Carbamazepin und Phenytoin waren die ersten Antikonvulsiva, die in kontrollierten klinischen Studien eingesetzt wurden. Studien haben gezeigt, dass diese Wirkstoffe schmerzhafte diabetische Neuropathie und paroxysmale Attacken bei Trigeminusneuralgie lindern.
Die Gruppe der Gabapentinoide umfasst die Antikonvulsiva der zweiten Generation, die zwischen 1910 und 1970 auf den Markt kamen. Der Wirkmechanismus in Bezug auf die Analgesie besteht in der Blockade von Calciumkanälen. Indem sie den Eintritt von Kalzium in präsynaptische Neuronen regulieren, vermindern Gabapentinoide die Freisetzung von schmerzsignalisierenden Neurotransmittern im zentralen Nervensystem.
Einige Medikamente aus dieser Gruppe werden derzeit am häufigsten zur Behandlung von neuropathischen Schmerzen unterschiedlicher Ätiologie eingesetzt.
Die Food and Drug Administration (FDA) hat Gabapentinoide für die Behandlung von postherpetischer Neuralgie (Gabapentin und Pregabalin), Fibromyalgie (Pregabalin) und neuropathischen Schmerzen im Zusammenhang mit Diabetes oder Rückenmarksverletzungen (Pregabalin) zugelassen.

Gabapentina

Durch die Regulierung der Übertragung von elektrischen Entladungen zwischen den Nervenzellen kann dieses Medikament die für den Schmerz verantwortliche Aktivität verringern. In einer 2014 veröffentlichten Übersichtsarbeit zeigten die Ergebnisse von 37 doppelblinden klinischen Studien mit randomisierten Stichproben bei 12 chronischen Schmerzzuständen (die meisten Fälle waren postherpetische Neuralgie, periphere diabetische Neuropathie und Fibromyalgie) einen effektiven Nutzen von Gabapentin im Vergleich zur Einnahme von Placebo.
Die Teilnehmer erhielten eine tägliche orale Dosis von 1.200 mg Gabapentin.

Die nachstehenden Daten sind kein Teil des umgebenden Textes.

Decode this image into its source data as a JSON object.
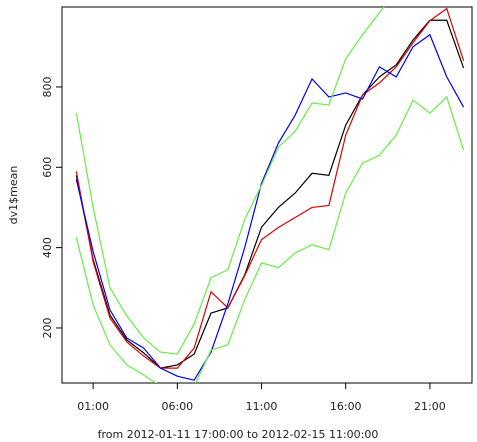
{
  "chart_data": {
    "type": "line",
    "x_label": "from 2012-01-11 17:00:00 to 2012-02-15 11:00:00",
    "y_label": "dv1$mean",
    "x": [
      0,
      1,
      2,
      3,
      4,
      5,
      6,
      7,
      8,
      9,
      10,
      11,
      12,
      13,
      14,
      15,
      16,
      17,
      18,
      19,
      20,
      21,
      22,
      23
    ],
    "series": [
      {
        "color": "#000000",
        "values": [
          580,
          370,
          232,
          170,
          138,
          100,
          108,
          135,
          237,
          250,
          332,
          451,
          500,
          536,
          585,
          580,
          705,
          780,
          825,
          855,
          917,
          966,
          966,
          847
        ]
      },
      {
        "color": "#dd0000",
        "values": [
          590,
          365,
          225,
          165,
          130,
          100,
          100,
          150,
          290,
          250,
          330,
          420,
          450,
          475,
          500,
          505,
          680,
          780,
          810,
          850,
          910,
          965,
          995,
          865
        ]
      },
      {
        "color": "#0000ee",
        "values": [
          570,
          390,
          245,
          175,
          150,
          100,
          80,
          70,
          140,
          260,
          400,
          560,
          660,
          730,
          820,
          775,
          785,
          770,
          850,
          825,
          900,
          930,
          825,
          750
        ]
      },
      {
        "color": "#66ee44",
        "values": [
          735,
          500,
          300,
          230,
          175,
          140,
          135,
          210,
          325,
          345,
          470,
          555,
          650,
          690,
          760,
          755,
          870,
          930,
          985,
          1040,
          null,
          null,
          null,
          null
        ]
      },
      {
        "color": "#66ee44",
        "values": [
          425,
          257,
          158,
          108,
          83,
          55,
          40,
          55,
          145,
          158,
          270,
          362,
          350,
          387,
          407,
          395,
          536,
          610,
          630,
          680,
          767,
          735,
          775,
          643
        ]
      }
    ],
    "xlim": [
      -0.85,
      23.5
    ],
    "ylim": [
      63,
      999
    ],
    "xticks": [
      {
        "value": 1,
        "label": "01:00"
      },
      {
        "value": 6,
        "label": "06:00"
      },
      {
        "value": 11,
        "label": "11:00"
      },
      {
        "value": 16,
        "label": "16:00"
      },
      {
        "value": 21,
        "label": "21:00"
      }
    ],
    "yticks": [
      200,
      400,
      600,
      800
    ]
  }
}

Offensichtlich verursachte dieses Antikonvulsivum, wie jedes andere Medikament auch, unerwünschte Wirkungen bei den Teilnehmern, die es erhielten. Diese erlebten Schwindel (19 % der Teilnehmer), Schläfrigkeit (14 %), Veränderungen des Gangs (9 %) und periphere Ödeme (7 %).

Pregabalin

Pregabalin ist ebenfalls für die Behandlung von neuropathischen Schmerzen und Schmerzen, die durch Fibromyalgie verursacht werden, indiziert und beginnt seine Wirkung etwa eine Woche nach der ersten Einnahme.
In einer Studie mit 60 Patienten, die sich einer Mastektomie unterzogen, war Pregabalin wirksam bei der Reduzierung der postoperativen Schmerzen, ohne dass die Teilnehmer signifikante unerwünschte Wirkungen erfuhren.
Es konnte jedoch nicht gezeigt werden, dass es die Standardmenge an Opioiden, die bei der Behandlung von postoperativen Schmerzen eingesetzt werden, reduziert.

Carbamazepin

Durch die Blockierung von Natriumkanälen in der Membran von Neuronen ist Carbamazepin am besten zur Behandlung der Trigeminusneuralgie geeignet. Studien, die die Wirksamkeit dieses Medikaments im Vergleich zu Placebo gegenüberstellen, sind wenige und von kurzer Dauer (bis zu vier Wochen).
Außerdem zeigten die Studien keine qualitativ hochwertigen Ergebnisse, so die letzte Übersichtsarbeit aus dem Jahr 2014. Carbamazepin kann Kopfschmerzen, Schwindel und gastrointestinale Störungen verursachen.